To Hugh Alston, at Hurst Dormer, seven miles away, Lady Linden had written.
"MY DEAR HUGH,
"I want you to come here Saturday; it is a matter of vital importance." (She had a habit of underlining her words to give them emphasis, and she underscored "vital" three times.) "I want you to time your arrival for half-past five, a nice time for tea. Don't be earlier, and don't be later. And, above all, don't fail me, or I will never forgive you."
"I expect," Hugh thought, "that she is going to make a public announcement of the engagement between Marjorie and Tom Arundel."
It was precisely at half-past five that Hugh stepped out of his two-seater car and demanded admittance at the door of the Manor House.
"Oh, Mr. Alston," the footman said, "my lady is expecting you. She told me to show you straight into the drawing-room, and she and—" The man paused.
"Her ladyship will be with you in a few moments, sir."
"There is festival in the air here, Perkins, and mystery and secrecy too, eh?"
"Yes, sir, thank you, sir," the man said. "This way, Mr. Alston."
And now in the drawing-room Hugh was cooling his heels.
Why this mystery? Where was Marjorie? Why didn't his aunt come?

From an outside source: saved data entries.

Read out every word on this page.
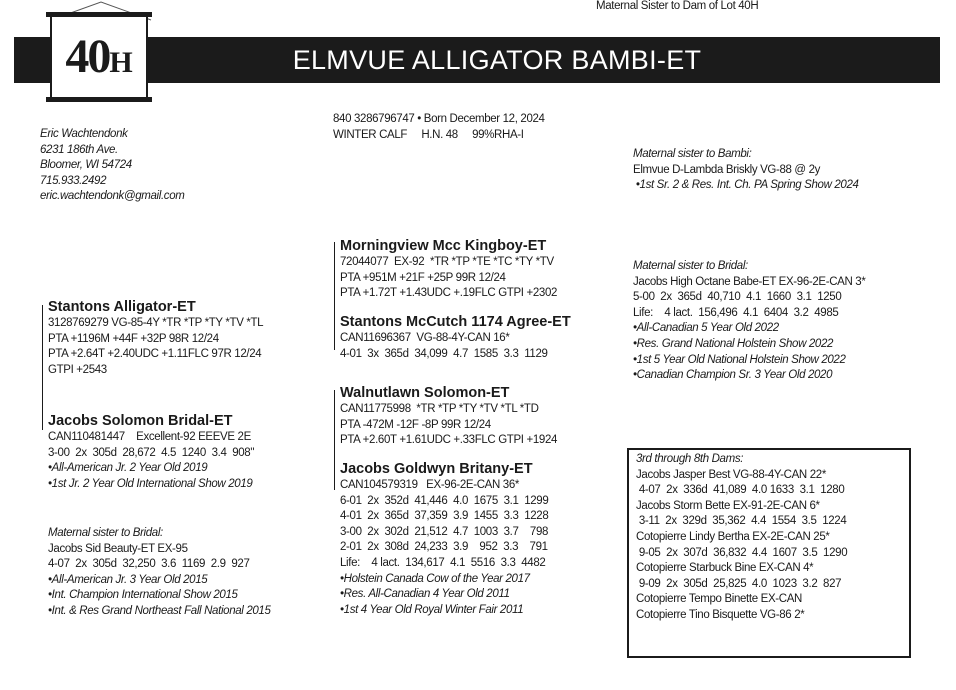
Maternal Sister to Dam of Lot 40H
ELMVUE ALLIGATOR BAMBI-ET
40H
Eric Wachtendonk
6231 186th Ave.
Bloomer, WI 54724
715.933.2492
eric.wachtendonk@gmail.com
840 3286796747 • Born December 12, 2024
WINTER CALF     H.N. 48     99%RHA-I
Stantons Alligator-ET
3128769279 VG-85-4Y *TR *TP *TY *TV *TL
PTA +1196M +44F +32P 98R 12/24
PTA +2.64T +2.40UDC +1.11FLC 97R 12/24
GTPI +2543
Jacobs Solomon Bridal-ET
CAN110481447    Excellent-92 EEEVE 2E
3-00  2x  305d  28,672  4.5  1240  3.4  908"
•All-American Jr. 2 Year Old 2019
•1st Jr. 2 Year Old International Show 2019
Maternal sister to Bridal:
Jacobs Sid Beauty-ET EX-95
4-07  2x  305d  32,250  3.6  1169  2.9  927
•All-American Jr. 3 Year Old 2015
•Int. Champion International Show 2015
•Int. & Res Grand Northeast Fall National 2015
Morningview Mcc Kingboy-ET
72044077  EX-92  *TR *TP *TE *TC *TY *TV
PTA +951M +21F +25P 99R 12/24
PTA +1.72T +1.43UDC +.19FLC GTPI +2302
Stantons McCutch 1174 Agree-ET
CAN11696367  VG-88-4Y-CAN 16*
4-01  3x  365d  34,099  4.7  1585  3.3  1129
Walnutlawn Solomon-ET
CAN11775998  *TR *TP *TY *TV *TL *TD
PTA -472M -12F -8P 99R 12/24
PTA +2.60T +1.61UDC +.33FLC GTPI +1924
Jacobs Goldwyn Britany-ET
CAN104579319   EX-96-2E-CAN 36*
6-01  2x  352d  41,446  4.0  1675  3.1  1299
4-01  2x  365d  37,359  3.9  1455  3.3  1228
3-00  2x  302d  21,512  4.7  1003  3.7    798
2-01  2x  308d  24,233  3.9    952  3.3    791
Life:    4 lact.  134,617  4.1  5516  3.3  4482
•Holstein Canada Cow of the Year 2017
•Res. All-Canadian 4 Year Old 2011
•1st 4 Year Old Royal Winter Fair 2011
Maternal sister to Bambi:
Elmvue D-Lambda Briskly VG-88 @ 2y
•1st Sr. 2 & Res. Int. Ch. PA Spring Show 2024
Maternal sister to Bridal:
Jacobs High Octane Babe-ET EX-96-2E-CAN 3*
5-00  2x  365d  40,710  4.1  1660  3.1  1250
Life:    4 lact.  156,496  4.1  6404  3.2  4985
•All-Canadian 5 Year Old 2022
•Res. Grand National Holstein Show 2022
•1st 5 Year Old National Holstein Show 2022
•Canadian Champion Sr. 3 Year Old 2020
3rd through 8th Dams:
Jacobs Jasper Best VG-88-4Y-CAN 22*
4-07  2x  336d  41,089  4.0 1633  3.1  1280
Jacobs Storm Bette EX-91-2E-CAN 6*
3-11  2x  329d  35,362  4.4  1554  3.5  1224
Cotopierre Lindy Bertha EX-2E-CAN 25*
9-05  2x  307d  36,832  4.4  1607  3.5  1290
Cotopierre Starbuck Bine EX-CAN 4*
9-09  2x  305d  25,825  4.0  1023  3.2  827
Cotopierre Tempo Binette EX-CAN
Cotopierre Tino Bisquette VG-86 2*
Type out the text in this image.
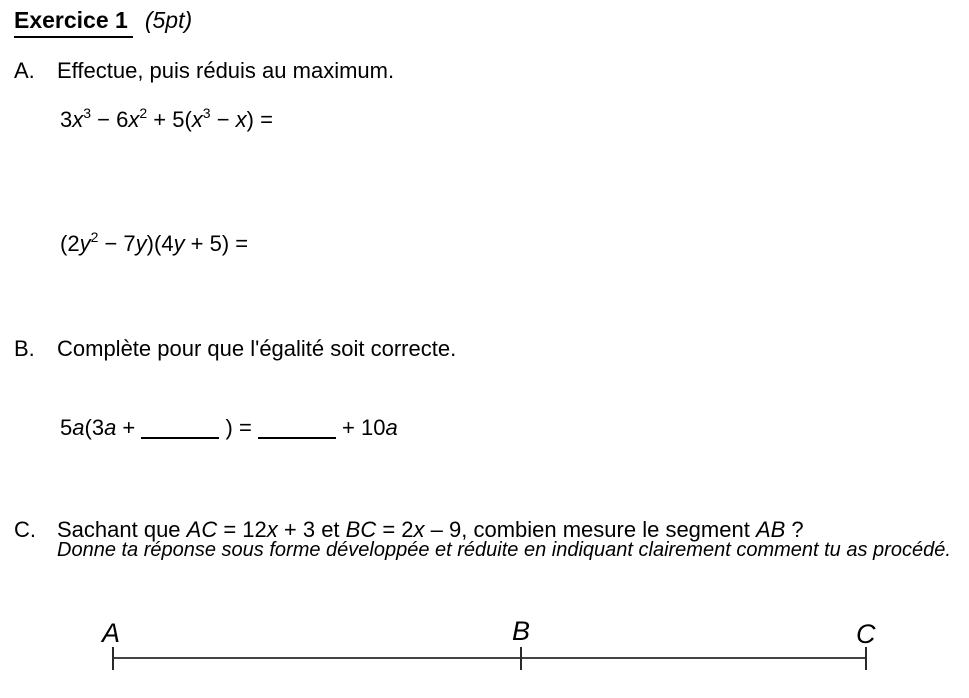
Exercice 1 (5pt)
A.	Effectue, puis réduis au maximum.
$3x^3 - 6x^2 + 5(x^3 - x)$ =
$(2y^2 - 7y)(4y + 5)$ =
B.	Complète pour que l'égalité soit correcte.
5a(3a +	) =	+ 10a
C. Sachant que AC = 12x + 3 et BC = 2x – 9, combien mesure le segment AB ?
Donne ta réponse sous forme développée et réduite en indiquant clairement comment tu as procédé.
A	B	C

Then someone came, the door opened. Into the room stepped a tall girl—a girl with the most beautiful face he thought he had ever seen in his life. She looked at him calmly and casually, and seemed to hesitate; and then behind her appeared Lady Linden, flushed, and evidently agitated.
"There," she said, "there, my dears—I have brought you together again, and now everything must be made quite all right! Joan, darling, here is your husband! Go to him, forgive him if there is aught to forgive. Ask forgiveness, child, in your turn, and then—then kiss and be friends, as husband and wife should be."
She beamed on them both, then swiftly retreated, and the door behind Joan Meredyth quickly closed.